Articles | Volume 7, issue 24
13 Dec 2007
13 Dec 2007

The influence of biogenic emissions on upper-tropospheric methanol as revealed from space

G. Dufour, S. Szopa, D. A. Hauglustaine, C. D. Boone, C. P. Rinsland, and P. F. Bernath

Abstract. The distribution and budget of oxygenated organic compounds in the atmosphere and their impact on tropospheric chemistry are still poorly constrained. Near-global space-borne measurements of seasonally resolved upper tropospheric profiles of methanol (CH3OH) by the ACE Fourier transform spectrometer provide a unique opportunity to evaluate our understanding of this important oxygenated organic species. ACE-FTS observations from March 2004 to August 2005 period are presented. These observations reveal the pervasive imprint of surface sources on upper tropospheric methanol: mixing ratios observed in the mid and high latitudes of the Northern Hemisphere reflect the seasonal cycle of the biogenic emissions whereas the methanol cycle observed in the southern tropics is highly influenced by biomass burning emissions.
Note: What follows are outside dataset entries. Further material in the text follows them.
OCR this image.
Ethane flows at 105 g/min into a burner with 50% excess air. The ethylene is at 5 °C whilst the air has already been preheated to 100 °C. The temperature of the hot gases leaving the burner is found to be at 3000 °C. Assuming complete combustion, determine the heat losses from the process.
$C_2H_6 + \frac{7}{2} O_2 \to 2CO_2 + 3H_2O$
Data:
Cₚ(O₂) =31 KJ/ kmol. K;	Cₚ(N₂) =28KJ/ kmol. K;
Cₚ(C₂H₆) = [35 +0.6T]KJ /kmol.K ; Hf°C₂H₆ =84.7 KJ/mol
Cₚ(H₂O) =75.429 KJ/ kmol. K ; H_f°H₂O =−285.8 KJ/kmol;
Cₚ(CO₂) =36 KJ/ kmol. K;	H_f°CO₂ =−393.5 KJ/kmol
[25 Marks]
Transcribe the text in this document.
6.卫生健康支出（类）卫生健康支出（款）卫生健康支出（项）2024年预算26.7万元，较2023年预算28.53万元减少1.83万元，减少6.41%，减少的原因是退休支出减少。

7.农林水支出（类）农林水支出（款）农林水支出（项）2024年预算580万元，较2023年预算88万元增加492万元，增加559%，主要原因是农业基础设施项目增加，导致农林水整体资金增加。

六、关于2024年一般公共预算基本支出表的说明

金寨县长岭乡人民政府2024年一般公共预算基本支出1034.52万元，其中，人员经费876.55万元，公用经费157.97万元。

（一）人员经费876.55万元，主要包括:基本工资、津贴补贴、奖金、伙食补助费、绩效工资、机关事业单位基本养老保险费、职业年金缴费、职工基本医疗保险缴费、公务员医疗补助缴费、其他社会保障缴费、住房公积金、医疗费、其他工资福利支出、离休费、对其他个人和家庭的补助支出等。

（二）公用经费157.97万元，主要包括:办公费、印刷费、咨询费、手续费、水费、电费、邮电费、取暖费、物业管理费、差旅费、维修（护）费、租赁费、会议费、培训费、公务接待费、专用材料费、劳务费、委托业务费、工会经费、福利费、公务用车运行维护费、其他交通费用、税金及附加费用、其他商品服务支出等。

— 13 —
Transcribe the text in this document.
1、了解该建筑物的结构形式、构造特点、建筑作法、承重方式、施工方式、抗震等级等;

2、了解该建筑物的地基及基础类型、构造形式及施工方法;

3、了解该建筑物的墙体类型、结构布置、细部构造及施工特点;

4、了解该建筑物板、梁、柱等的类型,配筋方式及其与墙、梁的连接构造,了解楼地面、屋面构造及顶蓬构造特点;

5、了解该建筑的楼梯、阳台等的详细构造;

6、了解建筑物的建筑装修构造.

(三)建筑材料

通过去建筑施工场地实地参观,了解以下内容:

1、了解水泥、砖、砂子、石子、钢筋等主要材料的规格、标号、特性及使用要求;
The comparison with distributions simulated by the state-of-the-art global chemistry transport model, LMDz-INCA, suggests that: (i) the background methanol (high southern latitudes) is correctly represented by the model considering the measurement uncertainties; (ii) the current emissions from the continental biosphere are underestimated during spring and summer in the Northern Hemisphere leading to an underestimation of modelled upper tropospheric methanol; (iii) the seasonal variation of upper tropospheric methanol is shifted to the fall in the model suggesting either an insufficient destruction of CH3OH (due to too weak chemistry and/or deposition) in fall and winter months or an unfaithful representation of transport; (iv) the impact of tropical biomass burning emissions on upper tropospheric methanol is rather well reproduced by the model. This study illustrates the potential of these first global profile observations of oxygenated compounds in the upper troposphere to improve our understanding of their global distribution, fate and budget.